The West African nation has for the first time announced “enhanced” taxation of the digital economy to reduce revenue leakages and ensure fair contributions from cross border transactions and global platforms.”
The 2026 National Budget puts a clear marker on taxing cross border digital transactions. The proposed Appropriation Act signals application of the current 13% goods and services tax (GST) to nonresident digital services in 2026, with a transition to a full value-added tax (VAT) regime planned for 2027.
Taxable supplies announced include electronic services (streaming, software, eBook’s, eLearning), communications (texting, telephony, internet access), online stores selling tangible goods, and low value consignments of goods.
Operators of online marketplaces will also be liable under the forthcoming VAT rules.
The budget text defines a “digital area” as an online system used to carry out transactions between digital service providers and recipients.
To determine whether supply is consumed in Liberia and therefore taxable locally, the authorities will consider evidence such as the consumer’s home address, IP or other access identifiers, and the address associated with the means of payment.
The Liberia Revenue Authority will be granted powers to set registration and compliance rules.
The stated approach anticipates simplified processes but limited rights for nonresident registrants — for example, no entitlement to deduct input VAT.
Implications for revenue, business and consumers
Positive near-term revenue prospect. The move broadens the tax base into an area that has been difficult to capture and is likely to generate new receipts as consumption of digital services and cross border ecommerce grows.
The shift from GST to a broader VAT in 2027 suggests the government plans a more comprehensive indirect tax architecture, potentially increasing long-term revenue stability if effective compliance and collection are achieved.
Taxing nonresident platforms reduce a competitive advantage enjoyed by foreign suppliers who previously escaped domestic indirect taxes, which could benefit local digital enterprises and retailers.
Compliance burden on foreign suppliers and platforms. Nonresident digital service providers and online marketplaces will need to register, collect and remit tax, and adapt billing, identification and recordkeeping systems to satisfy Liberian evidentiary rules (address, IP, payment data). Smaller foreign suppliers and marketplaces might exit the market or pass costs to consumers.

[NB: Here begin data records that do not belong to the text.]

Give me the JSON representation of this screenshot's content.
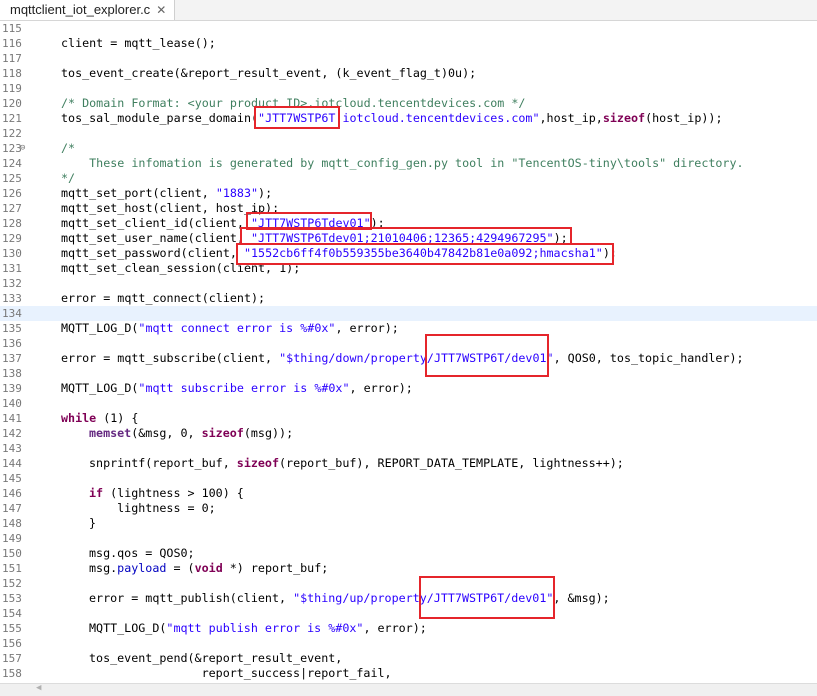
{
  "tab": {
    "title": "mqttclient_iot_explorer.c",
    "close_glyph": "✕"
  },
  "scroll_left_glyph": "◀",
  "fold_glyph": "⊖",
  "line_numbers": [
    "115",
    "116",
    "117",
    "118",
    "119",
    "120",
    "121",
    "122",
    "123",
    "124",
    "125",
    "126",
    "127",
    "128",
    "129",
    "130",
    "131",
    "132",
    "133",
    "134",
    "135",
    "136",
    "137",
    "138",
    "139",
    "140",
    "141",
    "142",
    "143",
    "144",
    "145",
    "146",
    "147",
    "148",
    "149",
    "150",
    "151",
    "152",
    "153",
    "154",
    "155",
    "156",
    "157",
    "158"
  ],
  "code": {
    "l116": {
      "a": "client = mqtt_lease();"
    },
    "l118": {
      "a": "tos_event_create(&report_result_event, (k_event_flag_t)0u);"
    },
    "l120": {
      "a": "/* Domain Format: <your product ID>.iotcloud.tencentdevices.com */"
    },
    "l121": {
      "a": "tos_sal_module_parse_domain(",
      "s": "\"JTT7WSTP6T.iotcloud.tencentdevices.com\"",
      "b": ",host_ip,",
      "k": "sizeof",
      "c": "(host_ip));"
    },
    "l123": {
      "a": "/*"
    },
    "l124": {
      "a": "    These infomation is generated by mqtt_config_gen.py tool in \"TencentOS-tiny\\tools\" directory."
    },
    "l125": {
      "a": "*/"
    },
    "l126": {
      "a": "mqtt_set_port(client, ",
      "s": "\"1883\"",
      "b": ");"
    },
    "l127": {
      "a": "mqtt_set_host(client, host_ip);"
    },
    "l128": {
      "a": "mqtt_set_client_id(client, ",
      "s": "\"JTT7WSTP6Tdev01\"",
      "b": ");"
    },
    "l129": {
      "a": "mqtt_set_user_name(client, ",
      "s": "\"JTT7WSTP6Tdev01;21010406;12365;4294967295\"",
      "b": ");"
    },
    "l130": {
      "a": "mqtt_set_password(client, ",
      "s": "\"1552cb6ff4f0b559355be3640b47842b81e0a092;hmacsha1\"",
      "b": ");"
    },
    "l131": {
      "a": "mqtt_set_clean_session(client, 1);"
    },
    "l133": {
      "a": "error = mqtt_connect(client);"
    },
    "l135": {
      "a": "MQTT_LOG_D(",
      "s": "\"mqtt connect error is %#0x\"",
      "b": ", error);"
    },
    "l137": {
      "a": "error = mqtt_subscribe(client, ",
      "s": "\"$thing/down/property/JTT7WSTP6T/dev01\"",
      "b": ", QOS0, tos_topic_handler);"
    },
    "l139": {
      "a": "MQTT_LOG_D(",
      "s": "\"mqtt subscribe error is %#0x\"",
      "b": ", error);"
    },
    "l141": {
      "k": "while",
      "a": " (1) {"
    },
    "l142": {
      "f": "memset",
      "a": "(&msg, 0, ",
      "k": "sizeof",
      "b": "(msg));"
    },
    "l144": {
      "a": "snprintf(report_buf, ",
      "k": "sizeof",
      "b": "(report_buf), REPORT_DATA_TEMPLATE, lightness++);"
    },
    "l146": {
      "k": "if",
      "a": " (lightness > 100) {"
    },
    "l147": {
      "a": "    lightness = 0;"
    },
    "l148": {
      "a": "}"
    },
    "l150": {
      "a": "msg.qos = QOS0;"
    },
    "l151": {
      "a": "msg.",
      "f": "payload",
      "b": " = (",
      "k": "void",
      "c": " *) report_buf;"
    },
    "l153": {
      "a": "error = mqtt_publish(client, ",
      "s": "\"$thing/up/property/JTT7WSTP6T/dev01\"",
      "b": ", &msg);"
    },
    "l155": {
      "a": "MQTT_LOG_D(",
      "s": "\"mqtt publish error is %#0x\"",
      "b": ", error);"
    },
    "l157": {
      "a": "tos_event_pend(&report_result_event,"
    },
    "l158": {
      "a": "                report_success|report_fail,"
    }
  }
}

Marketplace and platform liability. Holding online stores and marketplace operators liable creates an enforcement channel but may push platforms to impose stricter seller onboarding checks or block low margin sellers.
Consumers and trade
Likely price passthrough. Providers frequently pass indirect taxes to end users. Consumers in Liberia can expect higher effective prices for subscriptions, apps, streamed content and some imported low value goods.
Impact on low value imports. Taxing low value consignments reduces incentives for tax avoidance via micro imports but may raise the cost of imported goods bought online and change consumer sourcing behavior.

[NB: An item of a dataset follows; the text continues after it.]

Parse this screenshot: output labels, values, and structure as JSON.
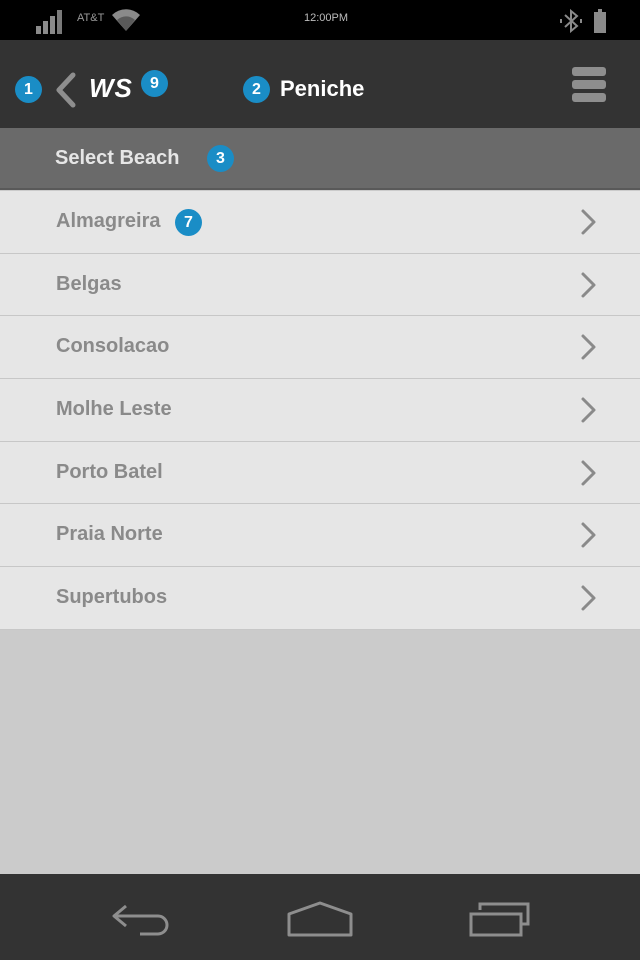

Liberia’s move to tax the digital economy follows a global trend aimed at capturing revenue from modern consumption patterns and levelling the field between domestic and foreign suppliers.
The policy has clear revenue and equity logic, but its effectiveness will hinge on practical enforcement, international coordination and carefully designed compliance rules that limit unintended consequences for consumers and small businesses.